Home Office buildingImage credit: UK GovernmentOn Tuesday, the Home Office released updated 55-page supporting guidance for employers, which is available here. As well as confirming the extension, the Home Office also indicated that digital right to work checks will become a permanent option after next April.

The updated Home Office guidance states:

"Following the positive feedback received on the ability to conduct right to work checks remotely, the Home Office initiated a review of the availability of specialist technology to support a system of digital right to work checks in the future. The intention is to introduce a long-term digital solution for many who are unable to use the Home Office online right to work checking service, including UK and Irish citizens. This will enable checks to continue to be conducted remotely but with enhanced security.

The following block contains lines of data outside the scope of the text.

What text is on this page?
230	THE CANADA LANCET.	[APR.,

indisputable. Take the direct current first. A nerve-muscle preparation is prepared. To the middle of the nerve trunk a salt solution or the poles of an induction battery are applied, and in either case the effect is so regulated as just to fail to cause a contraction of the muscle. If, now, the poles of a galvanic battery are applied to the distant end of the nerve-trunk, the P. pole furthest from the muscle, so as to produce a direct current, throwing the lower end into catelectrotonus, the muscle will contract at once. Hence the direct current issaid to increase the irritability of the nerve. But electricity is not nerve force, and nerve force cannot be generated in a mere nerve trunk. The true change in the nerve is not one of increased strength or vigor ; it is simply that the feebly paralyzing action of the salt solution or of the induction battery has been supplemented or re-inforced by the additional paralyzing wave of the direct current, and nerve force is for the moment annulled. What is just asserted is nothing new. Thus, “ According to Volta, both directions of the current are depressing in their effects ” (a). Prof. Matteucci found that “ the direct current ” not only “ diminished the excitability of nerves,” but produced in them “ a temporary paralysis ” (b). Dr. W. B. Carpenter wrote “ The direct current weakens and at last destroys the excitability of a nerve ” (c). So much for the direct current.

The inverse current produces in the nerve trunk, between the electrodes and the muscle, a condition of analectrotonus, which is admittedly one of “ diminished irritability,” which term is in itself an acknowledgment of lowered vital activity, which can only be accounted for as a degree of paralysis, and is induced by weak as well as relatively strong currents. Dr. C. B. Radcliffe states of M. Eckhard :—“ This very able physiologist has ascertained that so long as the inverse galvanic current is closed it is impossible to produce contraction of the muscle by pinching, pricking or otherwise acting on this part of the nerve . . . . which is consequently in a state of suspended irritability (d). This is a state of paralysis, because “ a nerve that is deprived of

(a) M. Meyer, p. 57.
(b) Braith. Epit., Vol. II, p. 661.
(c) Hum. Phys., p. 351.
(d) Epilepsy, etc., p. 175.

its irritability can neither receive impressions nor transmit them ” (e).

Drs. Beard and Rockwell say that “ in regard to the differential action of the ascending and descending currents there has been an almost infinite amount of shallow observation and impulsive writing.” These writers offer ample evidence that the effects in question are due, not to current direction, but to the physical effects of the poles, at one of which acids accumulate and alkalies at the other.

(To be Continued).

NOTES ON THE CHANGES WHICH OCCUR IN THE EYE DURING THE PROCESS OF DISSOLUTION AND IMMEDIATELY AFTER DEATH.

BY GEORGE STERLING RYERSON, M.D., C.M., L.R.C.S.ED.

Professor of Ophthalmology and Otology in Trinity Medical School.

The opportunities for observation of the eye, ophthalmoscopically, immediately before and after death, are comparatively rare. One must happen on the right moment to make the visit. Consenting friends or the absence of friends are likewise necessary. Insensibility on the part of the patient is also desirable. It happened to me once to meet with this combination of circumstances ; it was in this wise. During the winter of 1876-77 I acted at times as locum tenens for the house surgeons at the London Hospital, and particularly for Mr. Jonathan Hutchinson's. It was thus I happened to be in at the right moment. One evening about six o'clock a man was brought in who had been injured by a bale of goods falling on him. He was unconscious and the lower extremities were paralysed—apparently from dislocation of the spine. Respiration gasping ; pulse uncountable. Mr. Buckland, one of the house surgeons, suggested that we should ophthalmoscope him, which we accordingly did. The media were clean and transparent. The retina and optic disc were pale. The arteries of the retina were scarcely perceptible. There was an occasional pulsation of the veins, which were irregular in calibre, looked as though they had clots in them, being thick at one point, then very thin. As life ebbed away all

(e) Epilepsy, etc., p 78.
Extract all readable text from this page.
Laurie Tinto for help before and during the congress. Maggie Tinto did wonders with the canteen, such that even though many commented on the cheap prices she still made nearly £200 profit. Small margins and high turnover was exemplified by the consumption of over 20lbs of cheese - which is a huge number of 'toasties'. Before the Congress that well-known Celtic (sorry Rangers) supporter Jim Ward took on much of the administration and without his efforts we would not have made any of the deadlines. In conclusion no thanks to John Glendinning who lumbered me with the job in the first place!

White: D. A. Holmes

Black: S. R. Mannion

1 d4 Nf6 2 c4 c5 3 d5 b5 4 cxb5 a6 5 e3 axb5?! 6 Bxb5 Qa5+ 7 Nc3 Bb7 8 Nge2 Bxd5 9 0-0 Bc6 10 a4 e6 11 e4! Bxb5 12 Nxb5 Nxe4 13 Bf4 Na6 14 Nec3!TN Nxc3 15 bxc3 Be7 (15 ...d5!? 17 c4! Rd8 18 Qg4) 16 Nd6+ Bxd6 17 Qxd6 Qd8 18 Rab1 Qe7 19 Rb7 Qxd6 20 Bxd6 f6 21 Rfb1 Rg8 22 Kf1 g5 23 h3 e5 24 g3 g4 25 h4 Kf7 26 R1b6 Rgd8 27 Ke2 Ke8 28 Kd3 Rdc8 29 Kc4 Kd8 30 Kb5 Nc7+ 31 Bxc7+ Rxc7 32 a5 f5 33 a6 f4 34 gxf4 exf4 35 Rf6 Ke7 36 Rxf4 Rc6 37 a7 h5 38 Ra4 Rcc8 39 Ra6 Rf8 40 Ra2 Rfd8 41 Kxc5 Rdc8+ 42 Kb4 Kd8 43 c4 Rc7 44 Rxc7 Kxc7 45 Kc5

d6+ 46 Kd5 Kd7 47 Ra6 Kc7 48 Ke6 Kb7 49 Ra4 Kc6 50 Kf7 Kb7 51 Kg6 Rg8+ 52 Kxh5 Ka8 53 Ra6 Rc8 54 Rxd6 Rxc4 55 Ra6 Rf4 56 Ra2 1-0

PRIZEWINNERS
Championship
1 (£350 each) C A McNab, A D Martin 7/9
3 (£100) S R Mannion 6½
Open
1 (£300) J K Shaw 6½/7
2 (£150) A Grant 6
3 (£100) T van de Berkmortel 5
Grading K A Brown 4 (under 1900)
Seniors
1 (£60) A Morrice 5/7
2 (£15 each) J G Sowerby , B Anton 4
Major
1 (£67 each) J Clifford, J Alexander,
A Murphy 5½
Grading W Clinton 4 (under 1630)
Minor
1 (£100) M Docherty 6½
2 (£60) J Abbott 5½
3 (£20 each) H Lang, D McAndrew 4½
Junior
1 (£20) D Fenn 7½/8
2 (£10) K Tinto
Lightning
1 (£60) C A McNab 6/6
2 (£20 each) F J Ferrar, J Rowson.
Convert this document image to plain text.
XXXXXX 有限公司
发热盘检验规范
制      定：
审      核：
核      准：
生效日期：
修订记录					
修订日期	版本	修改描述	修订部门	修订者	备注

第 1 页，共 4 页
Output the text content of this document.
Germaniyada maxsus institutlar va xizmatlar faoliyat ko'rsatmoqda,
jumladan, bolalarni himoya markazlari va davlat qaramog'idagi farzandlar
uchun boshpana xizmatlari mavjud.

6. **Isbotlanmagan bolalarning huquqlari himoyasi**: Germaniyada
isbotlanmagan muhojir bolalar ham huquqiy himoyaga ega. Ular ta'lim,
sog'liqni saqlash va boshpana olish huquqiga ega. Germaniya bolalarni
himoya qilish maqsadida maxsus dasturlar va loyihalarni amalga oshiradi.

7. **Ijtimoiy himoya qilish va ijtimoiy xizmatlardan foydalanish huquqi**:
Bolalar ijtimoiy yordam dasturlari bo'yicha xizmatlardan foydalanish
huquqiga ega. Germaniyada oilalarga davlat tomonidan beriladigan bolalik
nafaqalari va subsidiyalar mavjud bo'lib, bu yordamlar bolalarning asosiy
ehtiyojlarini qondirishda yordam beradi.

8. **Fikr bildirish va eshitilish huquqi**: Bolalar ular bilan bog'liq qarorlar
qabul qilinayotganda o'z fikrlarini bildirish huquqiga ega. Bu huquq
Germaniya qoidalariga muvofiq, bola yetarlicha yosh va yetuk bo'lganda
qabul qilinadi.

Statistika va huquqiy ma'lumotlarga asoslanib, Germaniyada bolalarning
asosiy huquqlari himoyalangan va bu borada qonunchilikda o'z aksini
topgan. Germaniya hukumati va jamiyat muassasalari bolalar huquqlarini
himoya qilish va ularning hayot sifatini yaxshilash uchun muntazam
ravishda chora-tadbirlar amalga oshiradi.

"As a result, and in recognition of moves to hybrid and alternative working models, temporary COVID-19 adjusted changes to the Right to Work Scheme, introduced on 30 March 2020, will remain in place until 5 April 2022 (inclusive)."

Information on how to carry out temporary adjusted checks is available here on GOV.UK.

The Home Office also confirmed that employers will not need to carry out retrospective checks on employees who had a Covid-19 adjusted check between 30 March 2020 and 5 April 2022.

In terms of other changes in the updated Home Office guidance, Kingsley Napley noted: "The main change concerns where an employer is recruiting someone who has applied late to the EU Settlement Scheme after 30 June 2021, there is clarification that two things need to be checked for right to work purposes before the employment can commence. Firstly digital or non-digital confirmation from the Home Office that the application has been submitted – this is known as a Certificate of Application. Secondly employers need to use the Employer Checking Service and receive a Positive Verification Notice confirming the person has the right to work."

Also of interest from the Home Office last week was a new sponsorship roadmap for the points-based immigration system.

You can read it online here.

It outlines the ambitious improvements planned to the sponsorship system over the coming years.

The Home Office explained: "As part of the points-based system, the Home Office is committed to delivering radical changes to the sponsorship process, making it easier for users to understand and navigate, and substantially reducing the time it takes to bring someone to the UK. As we modernise our immigration system, we will deliver a streamlined, simplified and modern sponsorship system that enables a more efficient operation, for users and the Home Office, and encourages compliance."

One of the key elements of the roadmap is the promise of a new sponsorship IT system. Delivering the new system will require "[a] great deal of complex technical work," though the roadmap envisages moving some employers to the new system by the middle of 2023 and having all licensed employers on the new system in 2024.

Kevin Foster MP, the Parliamentary Under-Secretary of State for the Home Department, said: "Our points-based system is delivering our pledge to attract the best and brightest to the UK while ensuring businesses focus on our domestic workforce. By making these significant changes to the sponsorship process, the UK will become global leaders in bringing talent to start work and study here faster than any other G20 country."